Nous avons extrait les divers passages dans lesquels Sainte-Beuve cite, peu ou prou, Saint-Martin. C’est le cas pour les articles sur Oberman et sur La Mennais (Tome I) ; sur Ballanche (Tome III).

L’article du Tome II sur Lamartine est publié à part.

On peut trouver les Critiques et Portraits littéraires :

Note

1. Extrait d’un article de Michel Brix, Charles-Augustin Sainte-Beuve (1804-1869), le critique et l’art du portrait : www.boojum-mag.net/f/index.php?sp=liv&livre_id=1282

Tome I (1832) :  Extrait d'Oberman, pages 500-501

M. de Sénancour a eu, à tous égards, une de ces destinées fatigantes, malencontreuses, entravées, qui, pour être venues ingratement et s'être heurtées en chemin, se tiennent pourtant debout à force de vertu, et se construisent à elles-mêmes leur inflexible harmonie, leur convenance majestueuse. Si l'on cherche la raison de cet oubli bizarre, de cette inadvertance ironique de la renommée, on la trouvera en partie dans le caractère des débuts de M. de Sénancour, dans cette pensée trop continue à celle du dix-huitième siècle, quand tout poussait à une brusque réaction, dans ce style trop franc, trop réel, d'un pittoresque simple et prématuré, à une époque encore académique de descriptions et de périphrases ; de sorte que, pour le fond comme pour la forme, la mode et lui ne se rencontrèrent jamais; on la trouvera dans la censure impériale qui étouffa dès lors sa parole indépendante et suspecte d'idéologie, dans l'absence de public jeune, viril, enthousiaste; ce public était occupé sur les champs de batailles, et, en fait de jeunesse, il n'y avait que [501] les valétudinaires réformés, ou les fils de famille à quatre remplaçants, qui vécussent de régime littéraire. Marie-Joseph Chénier, de la postérité du dix-huitième siècle comme M. de Sénancour, l'a ignoré complètement, puisqu'il ne l'a pas mentionné dans son Tableau de la littérature depuis 89, où figurent tant de noms. L'empire écroulé, l'auteur d'Oberman ne fit rien pour se remettre en évidence et attirer l'attention des autres sur des ouvrages déjà loin de lui. Il persévéra dans ses habitudes solitaires, dans les travaux parfois fastidieux imposés à son honorable pauvreté. Il s'ensevelit sous la religion du silence, à l'exemple des gymnosophistes et de Pythagore; il médita dans le mystère, et s'attacha par principes à demeurer inconnu, comme avait fait l'excellent Saint-Martin. « Les prétentions des moralistes, comme celles des théosophes, dit-il en tête des Libres Méditations, ont quelque chose de silencieux ; c'est une réserve conforme, peut-être, à la dignité du sujet. »

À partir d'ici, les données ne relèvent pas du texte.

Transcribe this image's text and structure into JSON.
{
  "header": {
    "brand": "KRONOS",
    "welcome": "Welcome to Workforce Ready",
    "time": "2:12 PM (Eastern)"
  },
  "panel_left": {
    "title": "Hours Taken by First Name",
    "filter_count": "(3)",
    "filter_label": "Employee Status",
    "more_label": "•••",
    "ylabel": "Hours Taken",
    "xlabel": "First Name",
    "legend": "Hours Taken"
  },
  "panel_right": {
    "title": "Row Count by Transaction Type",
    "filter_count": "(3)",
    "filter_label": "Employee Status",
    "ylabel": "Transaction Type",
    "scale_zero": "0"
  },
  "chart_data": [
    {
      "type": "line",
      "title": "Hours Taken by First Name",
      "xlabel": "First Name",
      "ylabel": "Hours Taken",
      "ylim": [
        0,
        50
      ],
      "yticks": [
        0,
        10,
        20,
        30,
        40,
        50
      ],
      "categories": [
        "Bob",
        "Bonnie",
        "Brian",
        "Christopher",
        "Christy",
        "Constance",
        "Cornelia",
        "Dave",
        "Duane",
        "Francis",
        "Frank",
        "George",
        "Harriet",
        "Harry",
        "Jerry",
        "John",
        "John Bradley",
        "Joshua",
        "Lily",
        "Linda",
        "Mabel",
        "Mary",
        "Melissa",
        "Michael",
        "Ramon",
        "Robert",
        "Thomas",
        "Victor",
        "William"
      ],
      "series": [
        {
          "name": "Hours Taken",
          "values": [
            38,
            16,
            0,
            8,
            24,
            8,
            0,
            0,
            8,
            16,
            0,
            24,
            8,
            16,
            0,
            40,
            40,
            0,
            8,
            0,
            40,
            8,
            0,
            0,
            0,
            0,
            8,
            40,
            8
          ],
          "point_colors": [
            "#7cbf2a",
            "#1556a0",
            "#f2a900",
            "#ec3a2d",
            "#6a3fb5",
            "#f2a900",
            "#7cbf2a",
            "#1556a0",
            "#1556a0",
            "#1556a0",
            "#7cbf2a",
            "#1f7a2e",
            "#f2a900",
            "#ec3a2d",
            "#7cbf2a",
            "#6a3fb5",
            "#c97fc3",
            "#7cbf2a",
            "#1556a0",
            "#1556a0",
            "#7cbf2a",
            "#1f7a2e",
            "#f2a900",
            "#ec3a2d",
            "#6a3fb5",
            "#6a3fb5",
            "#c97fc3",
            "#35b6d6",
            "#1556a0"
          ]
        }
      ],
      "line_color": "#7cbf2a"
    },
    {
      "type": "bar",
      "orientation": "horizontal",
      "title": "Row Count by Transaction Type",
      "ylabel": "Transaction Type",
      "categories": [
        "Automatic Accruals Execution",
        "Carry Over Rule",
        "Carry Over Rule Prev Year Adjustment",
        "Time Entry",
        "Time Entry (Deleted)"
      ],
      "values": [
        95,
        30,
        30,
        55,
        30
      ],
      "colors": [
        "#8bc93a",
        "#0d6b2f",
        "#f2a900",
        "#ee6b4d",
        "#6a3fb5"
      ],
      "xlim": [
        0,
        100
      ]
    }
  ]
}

Tome I (1832) : Extrait de L’abbé de La Mennais. Extrait, pages 568-569

Vers le même temps où l'esprit de M. de La Mennais acceptait si largement l'union du catholicisme avec l'état par la liberté, il tendait aussi à se déployer dans l'ordre de science et à le remettre en harmonie avec la foi. Pendant les intervalles de la controverse vigoureuse à laquelle on l'aurait cru tout employé, serein et libre, retiré de ce monde politique actif où le Conservateur l'avait vu un instant mêlé et d'où tant d'intrigues hideuses l'avaient fait fuir, entouré de quelques pieux disciples, sous les chênes druidiques de la Chesnaye, seul débris d'une fortune en ruines, il composait les premières parties d'un grand ouvrage de philosophie religieuse qui n'est pas fini, mais qui promet d'embrasser par une méthode toute rationnelle l'ordre entier des connaissances humaines, à partir de la plus simple notion de l'être : le but dernier de l'auteur, dans cette conception encyclopédique, est de rejoindre d'aussi près que possible les vérités [569] primordiales d'ailleurs imposées, et de prouver à l'orgueilleuse raison elle-même qu'en poussant avec ses seules ressources, elle n'a rien de mieux à faire que d'y aboutir. La logique la plus exacte jointe à un fonds d'orthodoxie rigoureuse s'y fraie une place entre Saint-Martin et Baader. Nous avons été assez favorisé pour entendre durant plusieurs jours de suite les premiers développements de cette forte recherche : ce n'était pas à la Chesnaye, mais plus récemment à Juilly, dans une de ces anciennes chambres d'oratoriens, où bien des hôtes s'étaient assis sans doute depuis Malebranche jusqu'à Fouché ; je ne me souvenais que de Malebranche. Pendant que lisait l'auteur, bien souvent distrait des paroles, n'écoutant que sa voix, occupé à son accent insolite et à sa face qui s'éclairait du dedans, j'ai subi sur l'intimité de son être des révélations d'âme à âme qui m'ont fait voir clair en une bien pure essence. Si quelques enchaînements du livre me sont ainsi échappés, j'y ai gagné d'emporter avec moi le plus vif de l'homme.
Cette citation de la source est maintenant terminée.